Столько горечи, столько страсти было в ее словах, что архиепископ почувствовал сострадание и воспылал гневом к обидчику.

— Кто этот лжец?! — загремел он. — Знаешь ли ты, где он укрылся? Я клянусь, он сдержит слово и выполнит обещание, если ты отыскала его и укажешь, где он.

— Я отыскала его, я знаю, где он, хотя он сменил не только одежды, но имя и даже обличье.

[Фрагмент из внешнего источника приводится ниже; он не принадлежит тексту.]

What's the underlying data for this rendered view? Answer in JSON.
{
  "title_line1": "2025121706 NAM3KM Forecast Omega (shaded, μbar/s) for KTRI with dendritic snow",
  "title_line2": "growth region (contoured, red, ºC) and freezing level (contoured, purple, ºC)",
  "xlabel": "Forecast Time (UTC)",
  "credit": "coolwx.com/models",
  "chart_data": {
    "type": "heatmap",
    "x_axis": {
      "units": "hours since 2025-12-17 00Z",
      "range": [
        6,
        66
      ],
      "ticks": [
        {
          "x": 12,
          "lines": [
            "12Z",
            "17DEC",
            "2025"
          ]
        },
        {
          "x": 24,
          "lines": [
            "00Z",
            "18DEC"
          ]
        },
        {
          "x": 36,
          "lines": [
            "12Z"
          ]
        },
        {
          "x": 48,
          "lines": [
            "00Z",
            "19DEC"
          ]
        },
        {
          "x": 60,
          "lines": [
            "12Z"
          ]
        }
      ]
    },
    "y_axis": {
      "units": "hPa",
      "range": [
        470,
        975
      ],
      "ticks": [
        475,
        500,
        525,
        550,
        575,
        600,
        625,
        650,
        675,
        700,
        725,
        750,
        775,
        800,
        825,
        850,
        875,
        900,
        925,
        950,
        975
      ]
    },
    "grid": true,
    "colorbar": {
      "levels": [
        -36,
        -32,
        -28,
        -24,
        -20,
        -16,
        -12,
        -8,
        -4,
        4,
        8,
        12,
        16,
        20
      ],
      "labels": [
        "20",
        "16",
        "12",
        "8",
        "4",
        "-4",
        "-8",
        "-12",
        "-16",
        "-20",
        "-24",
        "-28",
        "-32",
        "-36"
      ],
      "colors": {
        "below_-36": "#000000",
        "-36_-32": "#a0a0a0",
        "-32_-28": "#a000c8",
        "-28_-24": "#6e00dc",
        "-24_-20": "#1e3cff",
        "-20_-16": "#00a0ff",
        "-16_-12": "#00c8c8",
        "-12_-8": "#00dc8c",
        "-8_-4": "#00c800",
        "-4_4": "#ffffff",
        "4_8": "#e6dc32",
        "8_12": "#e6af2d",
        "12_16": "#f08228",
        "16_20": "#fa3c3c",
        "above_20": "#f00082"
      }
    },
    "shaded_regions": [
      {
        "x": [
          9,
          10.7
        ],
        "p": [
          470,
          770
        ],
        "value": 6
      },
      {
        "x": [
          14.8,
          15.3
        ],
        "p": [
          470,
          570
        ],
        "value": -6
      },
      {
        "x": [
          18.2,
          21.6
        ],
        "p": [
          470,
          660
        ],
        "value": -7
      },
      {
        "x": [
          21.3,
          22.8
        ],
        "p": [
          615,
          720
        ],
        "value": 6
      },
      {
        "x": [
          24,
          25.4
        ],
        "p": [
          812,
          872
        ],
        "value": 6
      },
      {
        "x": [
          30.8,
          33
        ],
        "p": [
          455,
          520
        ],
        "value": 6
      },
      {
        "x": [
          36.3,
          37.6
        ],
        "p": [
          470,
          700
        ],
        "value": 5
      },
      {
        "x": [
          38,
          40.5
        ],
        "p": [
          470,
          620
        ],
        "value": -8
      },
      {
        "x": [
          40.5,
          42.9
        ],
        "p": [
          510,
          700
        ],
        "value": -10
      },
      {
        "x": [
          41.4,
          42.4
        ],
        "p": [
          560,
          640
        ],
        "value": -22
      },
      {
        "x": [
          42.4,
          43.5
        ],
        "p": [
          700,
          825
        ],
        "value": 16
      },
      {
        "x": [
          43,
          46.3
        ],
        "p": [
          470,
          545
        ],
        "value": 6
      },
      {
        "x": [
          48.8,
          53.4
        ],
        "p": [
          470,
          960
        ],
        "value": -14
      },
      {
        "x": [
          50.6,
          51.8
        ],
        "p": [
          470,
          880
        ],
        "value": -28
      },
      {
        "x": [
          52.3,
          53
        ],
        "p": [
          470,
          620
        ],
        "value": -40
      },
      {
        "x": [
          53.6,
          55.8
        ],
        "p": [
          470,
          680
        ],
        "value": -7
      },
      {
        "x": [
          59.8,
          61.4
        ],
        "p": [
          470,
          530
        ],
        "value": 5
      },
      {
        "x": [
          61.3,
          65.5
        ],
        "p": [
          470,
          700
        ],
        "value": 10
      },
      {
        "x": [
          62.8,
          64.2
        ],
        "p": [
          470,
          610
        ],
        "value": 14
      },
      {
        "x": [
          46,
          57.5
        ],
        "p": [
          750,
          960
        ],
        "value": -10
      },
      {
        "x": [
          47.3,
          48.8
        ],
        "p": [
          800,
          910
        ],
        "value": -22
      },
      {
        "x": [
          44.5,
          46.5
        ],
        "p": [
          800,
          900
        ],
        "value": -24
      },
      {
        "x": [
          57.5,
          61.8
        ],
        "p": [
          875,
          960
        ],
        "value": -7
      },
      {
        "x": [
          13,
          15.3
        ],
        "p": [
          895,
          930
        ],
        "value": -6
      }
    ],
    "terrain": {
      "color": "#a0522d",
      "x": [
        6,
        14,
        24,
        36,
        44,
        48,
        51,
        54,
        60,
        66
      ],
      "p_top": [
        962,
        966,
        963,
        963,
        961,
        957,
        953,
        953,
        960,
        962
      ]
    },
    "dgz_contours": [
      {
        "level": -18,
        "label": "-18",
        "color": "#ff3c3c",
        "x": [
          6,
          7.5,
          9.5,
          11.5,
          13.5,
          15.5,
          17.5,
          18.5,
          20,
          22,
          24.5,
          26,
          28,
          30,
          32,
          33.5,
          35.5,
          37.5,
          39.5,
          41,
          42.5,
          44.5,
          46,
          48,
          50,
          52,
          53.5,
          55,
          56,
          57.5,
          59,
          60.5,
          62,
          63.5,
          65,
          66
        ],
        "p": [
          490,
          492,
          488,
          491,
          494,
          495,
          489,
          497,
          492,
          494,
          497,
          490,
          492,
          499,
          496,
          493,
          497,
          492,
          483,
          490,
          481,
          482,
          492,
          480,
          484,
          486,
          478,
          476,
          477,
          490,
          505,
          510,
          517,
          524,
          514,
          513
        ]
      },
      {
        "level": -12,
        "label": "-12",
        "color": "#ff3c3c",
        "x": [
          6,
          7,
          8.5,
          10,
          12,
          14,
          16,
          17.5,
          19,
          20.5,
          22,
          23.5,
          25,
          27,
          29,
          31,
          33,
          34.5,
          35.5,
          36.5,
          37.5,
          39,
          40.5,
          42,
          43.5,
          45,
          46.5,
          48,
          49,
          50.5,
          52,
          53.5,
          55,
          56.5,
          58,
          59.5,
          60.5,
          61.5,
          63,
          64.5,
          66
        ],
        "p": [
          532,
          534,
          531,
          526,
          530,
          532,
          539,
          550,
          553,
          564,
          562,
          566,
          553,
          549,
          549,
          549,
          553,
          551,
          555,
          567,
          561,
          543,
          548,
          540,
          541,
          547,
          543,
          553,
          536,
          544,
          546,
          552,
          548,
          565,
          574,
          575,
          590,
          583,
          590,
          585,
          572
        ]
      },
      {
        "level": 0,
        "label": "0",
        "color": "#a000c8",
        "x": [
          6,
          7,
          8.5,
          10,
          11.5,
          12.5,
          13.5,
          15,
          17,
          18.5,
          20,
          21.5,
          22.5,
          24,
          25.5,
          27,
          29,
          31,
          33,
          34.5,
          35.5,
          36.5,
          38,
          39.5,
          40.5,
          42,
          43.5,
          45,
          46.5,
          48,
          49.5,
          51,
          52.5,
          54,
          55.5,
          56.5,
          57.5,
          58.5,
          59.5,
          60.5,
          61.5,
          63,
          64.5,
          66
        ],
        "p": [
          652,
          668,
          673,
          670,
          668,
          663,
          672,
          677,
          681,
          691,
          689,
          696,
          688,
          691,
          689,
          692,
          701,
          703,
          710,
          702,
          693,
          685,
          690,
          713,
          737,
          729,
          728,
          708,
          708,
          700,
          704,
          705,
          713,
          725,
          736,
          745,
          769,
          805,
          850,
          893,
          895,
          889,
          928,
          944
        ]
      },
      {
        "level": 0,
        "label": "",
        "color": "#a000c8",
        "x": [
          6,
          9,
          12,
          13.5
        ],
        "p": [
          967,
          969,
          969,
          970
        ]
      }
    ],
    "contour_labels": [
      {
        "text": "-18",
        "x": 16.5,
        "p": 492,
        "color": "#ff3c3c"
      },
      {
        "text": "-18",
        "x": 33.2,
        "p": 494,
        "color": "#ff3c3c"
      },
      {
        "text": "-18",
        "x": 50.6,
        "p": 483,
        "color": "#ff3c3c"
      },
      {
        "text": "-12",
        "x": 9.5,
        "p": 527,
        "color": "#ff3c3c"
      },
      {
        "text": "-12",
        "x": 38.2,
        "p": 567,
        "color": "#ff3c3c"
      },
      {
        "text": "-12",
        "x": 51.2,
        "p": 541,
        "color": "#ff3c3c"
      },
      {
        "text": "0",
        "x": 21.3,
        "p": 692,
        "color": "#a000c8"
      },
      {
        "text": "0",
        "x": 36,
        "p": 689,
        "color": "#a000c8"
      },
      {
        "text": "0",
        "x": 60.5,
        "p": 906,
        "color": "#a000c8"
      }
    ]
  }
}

— Можешь ли ты доказать свою правоту?

— Я храню одну вещь — залог его клятвы. Он подарил мне ее у реки, обещав любить меня вечно.

И, подойдя, она протянула ему на ладони кольцо.

Он взглянул на перстень с печаткой, на вензель, — вдруг побледнел и приблизил кольцо к глазам. Архиепископ оторопело смотрел то на женщину, то на кольцо, а она стояла с протянутой рукою, под белой вуалью. Дрожащими пальцами, задыхаясь, он уронил кольцо ей на ладонь и бессильно откинулся в кресле.

В зале поднялся сдержанный ропот, и, спохватившись, прелат повелел советникам удалиться и затворить двери. Они остались вдвоем. Архиепископ вскочил и сошел с возвышения: он дрожал всем телом, женщина же стояла недвижно, как изваянье.

— Кто ты? — в страхе вымолвил он.

Она усмехнулась.

— Не меня ль вы искали повсюду?

— Где ты взяла этот перстень? — упорствовал он.

— Мне подарил его один юноша, на речном берегу. Он стоял предо мной на коленях и говорил: «Этот перстень — залог моей верной любви. Я обещаю любить тебя вечно, во веки веков, и да станет река свидетелем моей клятвы».

— Река? — удивился прелат. — Ты с реки? Откуда?

— С верховьев. Из страны гор и лесов, где река вытекает из озера.

— Край летучих мышей! — вырвалось у него.

— Да, Ваше преосвященство. Они висят гроздьями на деревьях, как перезревшие фрукты, и тучей роятся в небе. Под утро, когда они улетают прочь, их крылья скрежещут в рассветной тиши — и любовники знают, что наступил час разлуки. В этом лесном краю летучие мыши — наперсники всех влюбленных, они — глашатаи ночи, вестники дня; их крылья надежно скрывают тайны свиданий на берегу. Любовники делят ложе, пока летучие мыши не возвестят, что близок рассвет. Сколько влюбленных благословляло и проклинало их! Огромные черные мерзкие твари — но для меня они были сущими ангелами, покровом любви. Ах, сколько раз я твердила об этом любимому, внемля звуку их крыльев… Помнит ли мой господин рассвет на речном берегу?

— Херонима! — выдохнул архиепископ.

Она пошатнулась; гордая голова ее поникла.